Aunque, por otra parte, quizá el plan no estuviese tan mal.

—Aunque podría invitar a alguien más —se apresuró a sugerir.

—¿A quién tienes en mente?

—A Eris, por supuesto. Risha, Ming, Jess… Ty, Maxton, Andrew, incluso Cord.

—No sé si convertirlo en un acontecimiento multitudinario es la mejor idea del mundo —protestó Atlas, pero Avery había asentido con la cabeza a medida que iba desgranando los nombres, redactando ya un parpadeo.

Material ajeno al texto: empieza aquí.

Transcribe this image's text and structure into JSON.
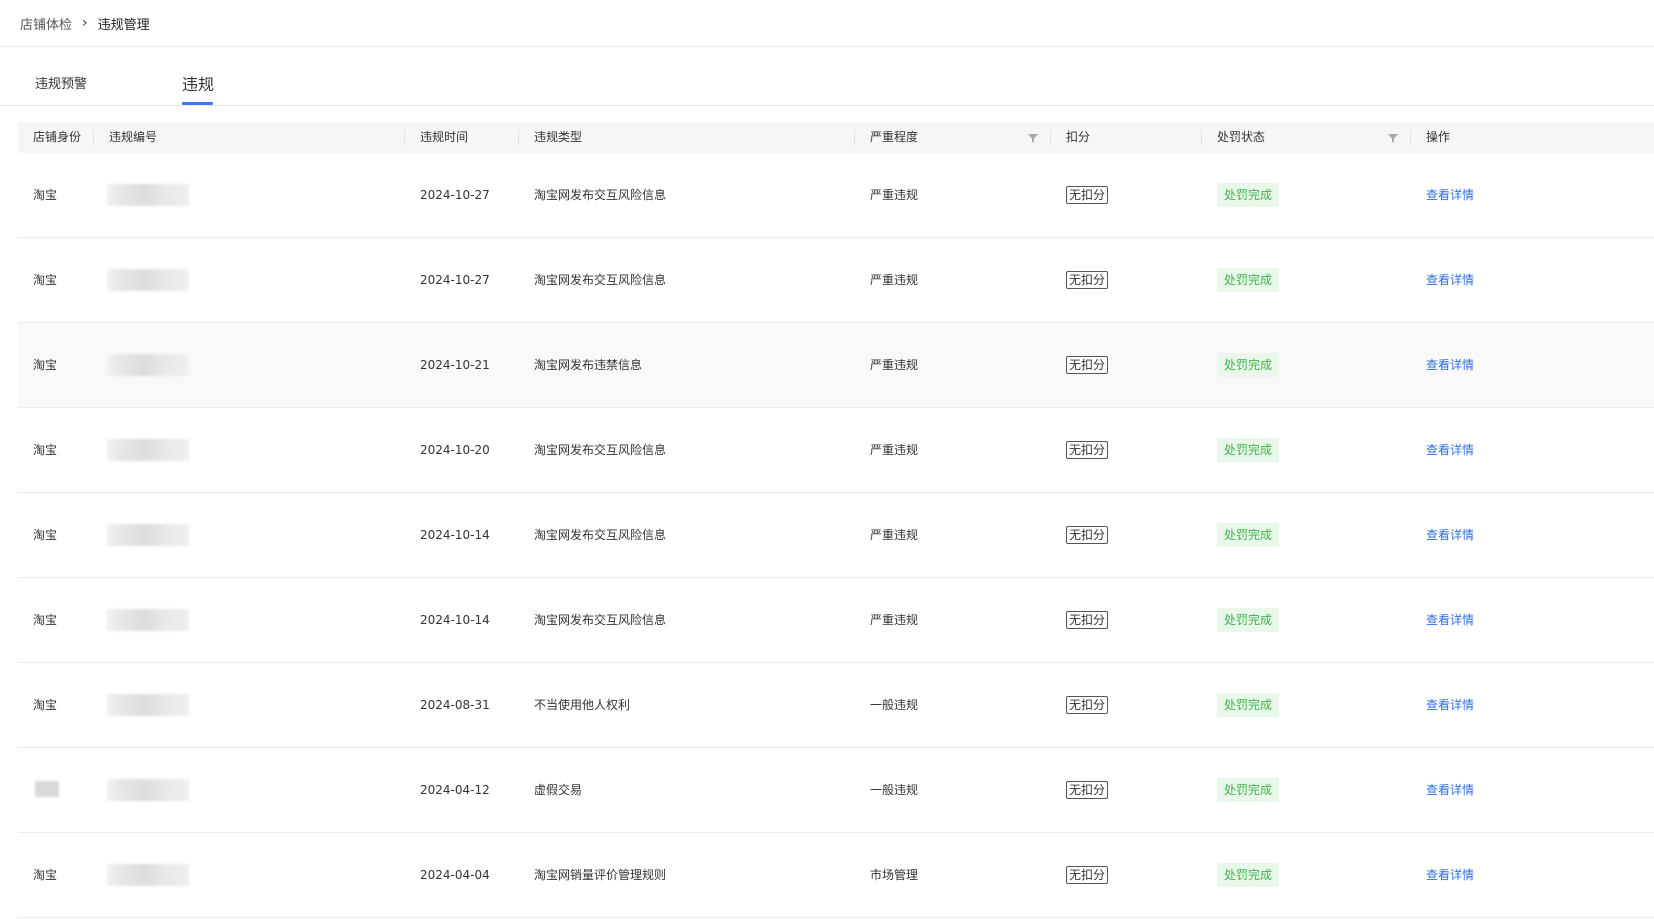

—A Leda no le importará, te lo aseguro. Venga —dijo Avery—. ¡Será divertido! Podríamos ir a cenar todos juntos, o a ver una peli… ¡lo que prefiráis!

—La verdad es que suena bien —admitió Atlas—. Conoces a Leda mejor que nadie, supongo… Si tú dices que le va a parecer bien, será que tienes razón.

Avery ignoró la punzada de culpabilidad que la aguijoneó al escuchar aquel comentario. Le estaba haciendo un favor a su amiga, en realidad; solo iba a ayudarla a darse cuenta, antes de que se hiciera ilusiones y acabaran haciéndole daño, de que Atlas y ella no estaban hechos el uno para el otro. Ojalá pudiera hablar con ella de todo esto, sin más, pero Leda había cambiado las reglas del juego entre ambas con todos sus secretitos sobre lo que había ocurrido ese verano, sobre lo de haberse encaprichado de Atlas. Avery ni siquiera sabía muy bien cómo podría abordar esa conversación.

—Pues claro que tengo razón —dijo, como si le restara importancia—. ¿No la tengo siempre?